Kabul etmek gerekir ki nerde o eski bayramlar. Dini bayramlarda özelliğini yitirmeye başladı, mesai dışı zamanla ölçülen, yapılacak olan tatilin süresi ile değerlendirilen bayramlar eski tadından çok uzak.

             Yaşanılan ekonomik kriz bayram neşesini de aldı götürdü.

             Tatil bölgeleri yoğunluğu geçmiş dönemlerde çok uzakta idi. Özellikle bu döneme ilişkin yeni tatil anlayışı gelişti, kurulan derme/çatma çadırlar ve araçlarında konaklayan tatilci görüntüleri çok yaygındı.

             Araç trafiğinde yaşanılan yoğunluk ise tatilcilerden ibaret olmaktan ziyade, köyüne baba ocağına yapılan ziyaret yoğunluğundaydı.

             Ekonomik krizle alışkanlıklar seyrinde de değişiklik yaşanmakta.

             Her geçen gün derinleşen ekonomik kriz yaşam koşullarında da derin izler bırakarak, günlük pratiklerimizde de değişimi kaçınılmaz kıldı.

             Emekli parkı diye tarif edilen Şemsiyeli Park, gözlemlendiğinde yaşanılan müşteri kaybı azımsanmayacak boyutlarda.

             Burada ki kayıp salt Şemsiyeli Park’a ait değil kuşkusuz, en göze çarpan adres diye dikkatimi çekti. Özellikle emeklinin yoğun kullandığı ve şehir merkezine ait bir adres olması, göz önünde olması dikkati çeken.

             Dolayısıyla en sade ve maliyeti düşük alışkanlıklardan vazgeçilmiş ise gerisini siz düşünün, ekonomik krizin derinliği ve bizi sürüklediği alanın ne olduğunu varın bir düşünün.

             Çok daha zor günlerin bizi beklediği de anlaşılmakta, krizin henüz başında olduğumuz yaz sezonunun beklentilerin çok gerisinde kalacağı yönünde yaygın kanaat var ki ayak sesleri de hissedilmekte.
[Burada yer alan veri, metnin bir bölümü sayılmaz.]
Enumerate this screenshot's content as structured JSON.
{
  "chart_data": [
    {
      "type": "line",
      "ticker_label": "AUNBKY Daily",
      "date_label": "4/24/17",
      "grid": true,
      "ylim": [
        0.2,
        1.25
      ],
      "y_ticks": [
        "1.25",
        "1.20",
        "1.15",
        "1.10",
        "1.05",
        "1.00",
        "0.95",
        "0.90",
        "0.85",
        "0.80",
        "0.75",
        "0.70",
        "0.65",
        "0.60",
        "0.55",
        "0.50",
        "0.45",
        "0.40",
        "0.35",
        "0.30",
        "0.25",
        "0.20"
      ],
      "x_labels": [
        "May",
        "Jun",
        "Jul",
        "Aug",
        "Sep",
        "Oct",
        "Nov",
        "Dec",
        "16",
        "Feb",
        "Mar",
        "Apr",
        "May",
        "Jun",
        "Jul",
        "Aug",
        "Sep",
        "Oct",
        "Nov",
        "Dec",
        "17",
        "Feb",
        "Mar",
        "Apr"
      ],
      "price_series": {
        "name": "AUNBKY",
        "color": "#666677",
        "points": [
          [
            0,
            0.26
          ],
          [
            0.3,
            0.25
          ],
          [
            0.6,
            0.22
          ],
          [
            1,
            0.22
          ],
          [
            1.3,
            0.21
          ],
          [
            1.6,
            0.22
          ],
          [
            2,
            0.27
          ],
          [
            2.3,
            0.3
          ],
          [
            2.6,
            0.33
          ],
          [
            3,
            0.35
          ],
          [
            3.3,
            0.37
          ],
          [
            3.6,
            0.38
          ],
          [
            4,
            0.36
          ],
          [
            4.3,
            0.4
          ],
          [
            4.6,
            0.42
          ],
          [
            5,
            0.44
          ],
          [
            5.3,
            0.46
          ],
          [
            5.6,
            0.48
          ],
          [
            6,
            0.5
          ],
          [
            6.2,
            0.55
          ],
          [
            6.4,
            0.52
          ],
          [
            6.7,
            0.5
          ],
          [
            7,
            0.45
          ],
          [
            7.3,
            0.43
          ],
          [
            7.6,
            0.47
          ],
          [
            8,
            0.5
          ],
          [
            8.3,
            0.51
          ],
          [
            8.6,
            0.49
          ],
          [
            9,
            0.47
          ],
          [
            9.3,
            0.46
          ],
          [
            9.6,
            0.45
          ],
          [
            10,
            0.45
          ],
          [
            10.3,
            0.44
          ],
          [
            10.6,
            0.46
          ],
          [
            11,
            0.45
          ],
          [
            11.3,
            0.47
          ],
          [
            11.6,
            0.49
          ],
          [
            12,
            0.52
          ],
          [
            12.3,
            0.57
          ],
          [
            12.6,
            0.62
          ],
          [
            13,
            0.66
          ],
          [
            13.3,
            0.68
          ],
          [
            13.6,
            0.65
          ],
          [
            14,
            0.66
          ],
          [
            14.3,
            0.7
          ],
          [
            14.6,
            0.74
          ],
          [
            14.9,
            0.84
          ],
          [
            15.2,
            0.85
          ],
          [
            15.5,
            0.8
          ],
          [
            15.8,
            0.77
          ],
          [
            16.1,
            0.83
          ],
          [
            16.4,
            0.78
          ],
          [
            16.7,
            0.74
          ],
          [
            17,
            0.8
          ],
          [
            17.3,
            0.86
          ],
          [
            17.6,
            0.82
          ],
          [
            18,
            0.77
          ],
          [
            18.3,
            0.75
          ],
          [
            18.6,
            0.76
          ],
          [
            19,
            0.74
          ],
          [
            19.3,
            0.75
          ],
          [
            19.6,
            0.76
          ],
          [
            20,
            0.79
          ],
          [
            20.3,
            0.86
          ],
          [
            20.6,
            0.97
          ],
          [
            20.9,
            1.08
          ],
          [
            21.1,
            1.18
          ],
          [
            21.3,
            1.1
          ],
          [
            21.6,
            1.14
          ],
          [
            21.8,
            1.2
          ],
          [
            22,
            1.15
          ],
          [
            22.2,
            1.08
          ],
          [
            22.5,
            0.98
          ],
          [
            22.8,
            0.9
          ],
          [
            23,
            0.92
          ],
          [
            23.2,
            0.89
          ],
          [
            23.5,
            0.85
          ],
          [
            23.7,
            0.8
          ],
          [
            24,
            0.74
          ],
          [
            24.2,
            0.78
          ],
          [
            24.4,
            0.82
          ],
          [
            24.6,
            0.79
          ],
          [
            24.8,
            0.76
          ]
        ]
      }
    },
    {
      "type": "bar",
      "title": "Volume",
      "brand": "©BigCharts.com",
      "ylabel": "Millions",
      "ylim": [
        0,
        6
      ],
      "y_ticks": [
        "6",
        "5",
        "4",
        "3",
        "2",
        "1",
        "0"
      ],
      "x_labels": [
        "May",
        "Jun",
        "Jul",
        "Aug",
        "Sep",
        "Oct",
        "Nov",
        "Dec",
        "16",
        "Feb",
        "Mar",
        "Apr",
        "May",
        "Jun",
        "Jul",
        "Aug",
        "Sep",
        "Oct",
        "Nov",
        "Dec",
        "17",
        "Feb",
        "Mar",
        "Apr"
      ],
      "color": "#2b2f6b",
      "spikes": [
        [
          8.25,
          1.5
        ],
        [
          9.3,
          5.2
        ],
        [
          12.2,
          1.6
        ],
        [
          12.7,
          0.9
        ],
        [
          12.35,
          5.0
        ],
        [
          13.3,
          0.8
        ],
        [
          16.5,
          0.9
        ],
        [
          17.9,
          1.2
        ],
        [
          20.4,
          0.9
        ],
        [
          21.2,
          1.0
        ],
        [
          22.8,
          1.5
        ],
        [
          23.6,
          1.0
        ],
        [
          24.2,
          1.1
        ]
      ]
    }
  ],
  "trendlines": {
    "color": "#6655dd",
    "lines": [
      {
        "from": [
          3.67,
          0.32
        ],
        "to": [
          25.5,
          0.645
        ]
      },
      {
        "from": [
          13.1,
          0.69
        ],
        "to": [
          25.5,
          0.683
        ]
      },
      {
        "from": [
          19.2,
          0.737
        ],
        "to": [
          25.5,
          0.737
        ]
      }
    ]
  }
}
             Böylesi zor ekonomik şartlar altında bayram tatili nasıl geçebilirdi.

             Ekonomide yaşanılan ağır kriz ve buna bağlı yaşanılan döviz artışı, diğer deyişle Türk lirasında ki değer kaybı yabancı turist artışı sağlayacak yönünde bir görüş var ki umarım bu tahmin doğru çıkar.

             Değerli olan yabancı para birimleri yönünü bize çevirecek ve bu sayede döviz girdisi artacak, ekonominin ilk çıkış adresi olarak görülmekte.

             Bayram tatillerinin bize olan anlamı değerini yitirdi, yaz tatil anlayışı da değerini yitirdi. Güzelim doğa harikası coğrafyanın tadını yabancı turistler çıkaracak demektir.

             Ekonominin kurtuluş reçetesi olarak gördüğümüz yabancı turist hizmetine, belki de azınlık yerli turistin hizmetinde olacak tatil bölgeleri.

             Bayram tatil anlayışı değerlendirmesinden buralara geldik. Maalesef son günlerde yaşadığımız ve günlük hayatımızı, alışkanlıklarımızı birinci elden etkileyen ekonomik kriz değil tatil anlayışı temel ihtiyaçlarımızın seyrini de değiştirmekte.

            “Nerede o eski bayramlar” dan, nerede o eski Şemsiyeli Park çay sohbetlerine doğru hızla ilerlemekteyiz.

             Şeker tadında bayramlar diye var olan başlığımız yerini belki de yalnızlığa bırakıyor.

             Zor günler bekliyor bizleri…

           Elde bir veri var mı bilemiyorum ancak çokta merak etmekteyim, geçtiğimiz yıllarla kıyaslanacak kurban kesim sayısı ile bugün ki oranlar nelerdir.

           Ekonomik kriz bayram ve tatil anlayışını etkiledi, meselenin bu tarafına etkisi ne kadar oldu?